Romare Bearden: A Black Odyssey
November 15–December 13, 2014 and January 21–March 14, 2015
Curated by Dr. Robert G. O'Meally, Zora Neale Hurston Professor of English and Comparative Literature
Organized by the Smithsonian Institution Traveling Exhibition Service in cooperation with the Romare Bearden Foundation and Estate and DC Moore Gallery. The exhibition and its related educational resources are supported by a grant from the Stavros Niarchos Foundation.
Romare Bearden: A Black Odyssey presents and explores the artist's 1977 cycle of collages and watercolors based on Homer's Odyssey. One of the most esteemed and beloved African American artists of the 20th century, Romare Bearden (1911 – 1988) underscores the epic text in the service of his most significant artistic theme: searching for a way home.

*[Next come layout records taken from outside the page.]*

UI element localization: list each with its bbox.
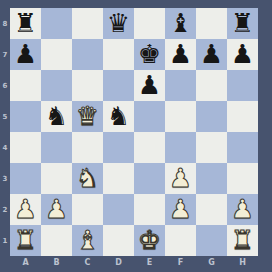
piece-white-pawn[interactable]: ♟	[169, 163, 192, 194]
square-a2[interactable]: ♟	[10, 194, 41, 225]
piece-black-queen[interactable]: ♛	[107, 8, 130, 39]
square-b5[interactable]: ♞	[41, 101, 72, 132]
piece-black-pawn[interactable]: ♟	[200, 39, 223, 70]
square-d5[interactable]: ♞	[103, 101, 134, 132]
file-label-d: D	[103, 256, 134, 272]
piece-black-knight[interactable]: ♞	[45, 101, 68, 132]
rank-labels: 87654321	[0, 8, 10, 256]
square-c4[interactable]	[72, 132, 103, 163]
square-e6[interactable]: ♟	[134, 70, 165, 101]
piece-black-pawn[interactable]: ♟	[169, 39, 192, 70]
file-label-a: A	[10, 256, 41, 272]
square-e2[interactable]	[134, 194, 165, 225]
square-g7[interactable]: ♟	[196, 39, 227, 70]
piece-white-rook[interactable]: ♜	[14, 225, 37, 256]
file-labels: ABCDEFGH	[10, 256, 258, 272]
square-h1[interactable]: ♜	[227, 225, 258, 256]
square-h4[interactable]	[227, 132, 258, 163]
square-g4[interactable]	[196, 132, 227, 163]
square-a4[interactable]	[10, 132, 41, 163]
rank-label-7: 7	[0, 39, 10, 70]
square-b6[interactable]	[41, 70, 72, 101]
square-d8[interactable]: ♛	[103, 8, 134, 39]
square-c8[interactable]	[72, 8, 103, 39]
square-c5[interactable]: ♛	[72, 101, 103, 132]
square-g5[interactable]	[196, 101, 227, 132]
piece-black-pawn[interactable]: ♟	[14, 39, 37, 70]
square-c7[interactable]	[72, 39, 103, 70]
chess-board-frame: 87654321 ♜♛♝♜♟♚♟♟♟♟♞♛♞♞♟♟♟♟♟♜♝♚♜ ABCDEFG…	[0, 0, 272, 272]
file-label-b: B	[41, 256, 72, 272]
square-h5[interactable]	[227, 101, 258, 132]
piece-black-rook[interactable]: ♜	[231, 8, 254, 39]
square-e7[interactable]: ♚	[134, 39, 165, 70]
piece-black-rook[interactable]: ♜	[14, 8, 37, 39]
square-b7[interactable]	[41, 39, 72, 70]
square-e3[interactable]	[134, 163, 165, 194]
piece-black-king[interactable]: ♚	[138, 39, 161, 70]
square-d4[interactable]	[103, 132, 134, 163]
rank-label-3: 3	[0, 163, 10, 194]
square-f6[interactable]	[165, 70, 196, 101]
chess-board: ♜♛♝♜♟♚♟♟♟♟♞♛♞♞♟♟♟♟♟♜♝♚♜	[10, 8, 258, 256]
file-label-e: E	[134, 256, 165, 272]
square-c6[interactable]	[72, 70, 103, 101]
square-c2[interactable]	[72, 194, 103, 225]
square-c1[interactable]: ♝	[72, 225, 103, 256]
square-f5[interactable]	[165, 101, 196, 132]
square-h6[interactable]	[227, 70, 258, 101]
square-e5[interactable]	[134, 101, 165, 132]
square-d3[interactable]	[103, 163, 134, 194]
square-f7[interactable]: ♟	[165, 39, 196, 70]
piece-white-rook[interactable]: ♜	[231, 225, 254, 256]
piece-black-pawn[interactable]: ♟	[231, 39, 254, 70]
rank-label-2: 2	[0, 194, 10, 225]
square-g3[interactable]	[196, 163, 227, 194]
square-f8[interactable]: ♝	[165, 8, 196, 39]
piece-white-queen[interactable]: ♛	[76, 101, 99, 132]
square-a3[interactable]	[10, 163, 41, 194]
file-label-h: H	[227, 256, 258, 272]
square-d6[interactable]	[103, 70, 134, 101]
square-b8[interactable]	[41, 8, 72, 39]
square-d2[interactable]	[103, 194, 134, 225]
file-label-g: G	[196, 256, 227, 272]
square-a7[interactable]: ♟	[10, 39, 41, 70]
square-e4[interactable]	[134, 132, 165, 163]
square-d1[interactable]	[103, 225, 134, 256]
piece-black-pawn[interactable]: ♟	[138, 70, 161, 101]
square-f4[interactable]	[165, 132, 196, 163]
square-a8[interactable]: ♜	[10, 8, 41, 39]
piece-black-bishop[interactable]: ♝	[169, 8, 192, 39]
piece-black-knight[interactable]: ♞	[107, 101, 130, 132]
square-h7[interactable]: ♟	[227, 39, 258, 70]
square-h2[interactable]: ♟	[227, 194, 258, 225]
rank-label-4: 4	[0, 132, 10, 163]
file-label-c: C	[72, 256, 103, 272]
piece-white-pawn[interactable]: ♟	[169, 194, 192, 225]
square-b1[interactable]	[41, 225, 72, 256]
square-d7[interactable]	[103, 39, 134, 70]
square-f1[interactable]	[165, 225, 196, 256]
piece-white-pawn[interactable]: ♟	[45, 194, 68, 225]
square-a5[interactable]	[10, 101, 41, 132]
rank-label-1: 1	[0, 225, 10, 256]
square-h8[interactable]: ♜	[227, 8, 258, 39]
square-f2[interactable]: ♟	[165, 194, 196, 225]
square-a1[interactable]: ♜	[10, 225, 41, 256]
square-f3[interactable]: ♟	[165, 163, 196, 194]
file-label-f: F	[165, 256, 196, 272]
square-g2[interactable]	[196, 194, 227, 225]
square-e1[interactable]: ♚	[134, 225, 165, 256]
square-g1[interactable]	[196, 225, 227, 256]
piece-white-bishop[interactable]: ♝	[76, 225, 99, 256]
square-a6[interactable]	[10, 70, 41, 101]
piece-white-knight[interactable]: ♞	[76, 163, 99, 194]
square-e8[interactable]	[134, 8, 165, 39]
square-b2[interactable]: ♟	[41, 194, 72, 225]
square-g6[interactable]	[196, 70, 227, 101]
rank-label-8: 8	[0, 8, 10, 39]
square-c3[interactable]: ♞	[72, 163, 103, 194]
piece-white-pawn[interactable]: ♟	[231, 194, 254, 225]
piece-white-king[interactable]: ♚	[138, 225, 161, 256]
square-b4[interactable]	[41, 132, 72, 163]
square-g8[interactable]	[196, 8, 227, 39]
piece-white-pawn[interactable]: ♟	[14, 194, 37, 225]
square-h3[interactable]	[227, 163, 258, 194]
rank-label-6: 6	[0, 70, 10, 101]
rank-label-5: 5	[0, 101, 10, 132]
square-b3[interactable]	[41, 163, 72, 194]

Bearden works with and against Homer, translating the ancient stories through a 20th–century visual voice while considering their enduring relevance. Bearden's black characters raise the issue of race, inviting us to consider the Odyssey as a truly global classic. This rare presentation of Bearden's Odyssey has traveled nationally prior to this final homecoming, a coda to the "Bearden Centennial" celebrations of 2011 – 2013. Columbia University will celebrate the presentation with a year–long, campus–wide public programming response entitled Homer in Harlem, that enhances the University's core curriculum as well as its global initiatives.